In a recent article on the Fulcrum website, Elisabeth Goddard, Chair of Awesome (‘Anglican Women Evangelicals: Supporting Our Ordained Ministry’) and a member of the leadership team of Fulcrum, expresses her anxieties about encouraging women’s ministry in evangelical churches. She observes their apparent difficulty in obtaining posts after a curacy, which may itself have taken place in a non-evangelical context:
They become reticent to apply for, or unable to get, an evangelical incumbency and are consistently viewed with doubt by their natural constituency.
Equally significant, in her view, is their absence from ‘senior’ evangelical positions:
There seems to be an unspoken assumption, even amongst those churches which would say that they were pro-women’s ordination, that somehow you need an Alpha male to lead a large Evangelical church [...].
In fact, Peter Brierley, of the Christian Research Association, observes that none of the large Anglican churches, of any theological tradition, has a woman incumbent, and it may also be added that despite their acceptance in the USA, New Zealand and now Australia, there are a tiny number of women bishops.
But the question must be asked, does the church really have a problem? If it does, it is a problem it shares with human society as a whole. In a recent article in the Guardian, Polly Toynbee comments on the continuing absence of women from leadership roles:
Only 24% of parliamentary seats [in the EU] are occupied by women, 20% in the UK (but celebrate Spain’s new 50% female cabinet); 90% of top EU company boards are men. Women dominate primary school teaching, men run universities.
This is undoubtedly disheartening given, as Toynbee observes, the enormous pressure to change which has existed since the late 1960s. Yet is it not obvious that the two issues are related? That is to say, underlying the position of women in Western society and in the Anglican church are the same fundamental social dynamics. Goddard writes,
In many ways [the agenda of] Awesome is not so much about women as about evangelicalism ... But maybe in our current climate we can’t separate the two?
This might suggest the issue is theological (and indeed most of the discussion on the Fulcrum forum has, predictably, been about the evils of Conservative evangelicalism in this regard). But as Toynbee points out, the same difficulties are evidently faced by women in the avowedly non-theological worlds of European politics, business and education. Indeed, Toynbee puts her finger on one obvious, non-theological, culprit at the beginning of her article:
... women in their 40s [in the UK] earn 20% less per hour than their male counterparts. This is the motherhood penalty — and the more children a woman has, the wider the gap. Young women start out earning almost the same, deluded by beating boys at exams. Motherhood knocks most out of the running.

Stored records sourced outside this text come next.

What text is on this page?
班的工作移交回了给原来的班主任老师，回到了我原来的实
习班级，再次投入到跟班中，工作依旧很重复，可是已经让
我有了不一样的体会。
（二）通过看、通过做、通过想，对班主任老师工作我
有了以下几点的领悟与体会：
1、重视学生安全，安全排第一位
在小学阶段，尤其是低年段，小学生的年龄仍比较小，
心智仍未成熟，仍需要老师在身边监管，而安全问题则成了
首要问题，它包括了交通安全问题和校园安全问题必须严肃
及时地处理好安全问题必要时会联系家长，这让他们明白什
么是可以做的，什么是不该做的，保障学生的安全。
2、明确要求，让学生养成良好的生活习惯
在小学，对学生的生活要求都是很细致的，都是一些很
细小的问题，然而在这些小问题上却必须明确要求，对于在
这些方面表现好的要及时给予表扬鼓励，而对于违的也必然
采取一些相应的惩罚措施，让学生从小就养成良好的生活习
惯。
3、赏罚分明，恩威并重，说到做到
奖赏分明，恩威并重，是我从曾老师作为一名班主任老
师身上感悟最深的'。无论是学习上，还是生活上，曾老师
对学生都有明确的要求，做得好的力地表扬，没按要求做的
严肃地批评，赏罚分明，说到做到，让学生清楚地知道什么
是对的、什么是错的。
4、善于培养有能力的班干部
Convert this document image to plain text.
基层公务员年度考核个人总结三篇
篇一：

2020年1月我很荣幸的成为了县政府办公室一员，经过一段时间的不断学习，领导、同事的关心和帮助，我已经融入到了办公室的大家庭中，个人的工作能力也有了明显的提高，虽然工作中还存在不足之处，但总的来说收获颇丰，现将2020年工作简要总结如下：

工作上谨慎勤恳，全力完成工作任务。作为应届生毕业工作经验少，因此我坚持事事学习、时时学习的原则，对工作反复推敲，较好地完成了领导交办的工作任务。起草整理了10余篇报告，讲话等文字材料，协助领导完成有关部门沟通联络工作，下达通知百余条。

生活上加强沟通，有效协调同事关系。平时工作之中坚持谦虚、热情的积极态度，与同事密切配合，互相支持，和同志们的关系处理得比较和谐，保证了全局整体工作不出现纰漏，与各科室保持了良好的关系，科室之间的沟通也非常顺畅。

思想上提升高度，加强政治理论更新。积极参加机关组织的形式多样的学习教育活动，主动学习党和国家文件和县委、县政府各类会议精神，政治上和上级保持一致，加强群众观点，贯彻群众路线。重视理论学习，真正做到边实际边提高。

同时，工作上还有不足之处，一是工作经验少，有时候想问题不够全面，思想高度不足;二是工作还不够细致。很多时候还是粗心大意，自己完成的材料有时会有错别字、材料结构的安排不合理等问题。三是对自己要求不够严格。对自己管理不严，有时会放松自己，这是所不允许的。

Clearly motherhood is not something Toynbee regards as an unalloyed blessing. But, she says, the problem starts earlier than that:
... it begins in infancy, when little girls learn where they belong as soon as they draw their first breath. The pink disease is far worse than it was 20 years ago. ... It’s almost impossible to buy toys now that are not putridly pink branded or aggressively superhero male. Bikes, sleeping bags, lunch boxes, nothing is neutral now, everything Barbie and Bratz. Princess tiaras, fairy and ballerina dressing up, pink, pink everywhere — and it damages girls’ brains.
And here, Polly Toynbee and I are in rare agreement on one thing: boys and girls are different. Where we disagree is over what might be done about this. Toynbee she seems to think that different early ‘conditioning’ might produce the desired ‘end product’, namely adults who are interchangeable in the structures of society. Personally, I doubt this is either possible or desirable.
Meanwhile, it is clear that the challenge facing Elisabeth Goddard and others is the same as that which confronts human society as a whole. And it should be noted that this wider society, despite a systematic attempt to restructure itself, supported by much of the apparatus of the government, education and the media over the last forty years, is still defeated by social pressures generated from within.
The real challenge facing Awesome and similar organizations is to understand why this is so. What is it about human society, and human nature, that is so resistant to change? And is the change being attempted actually worth the effort? What would make the world (or the church) a better place in this regard, and by what measure would it be judged better?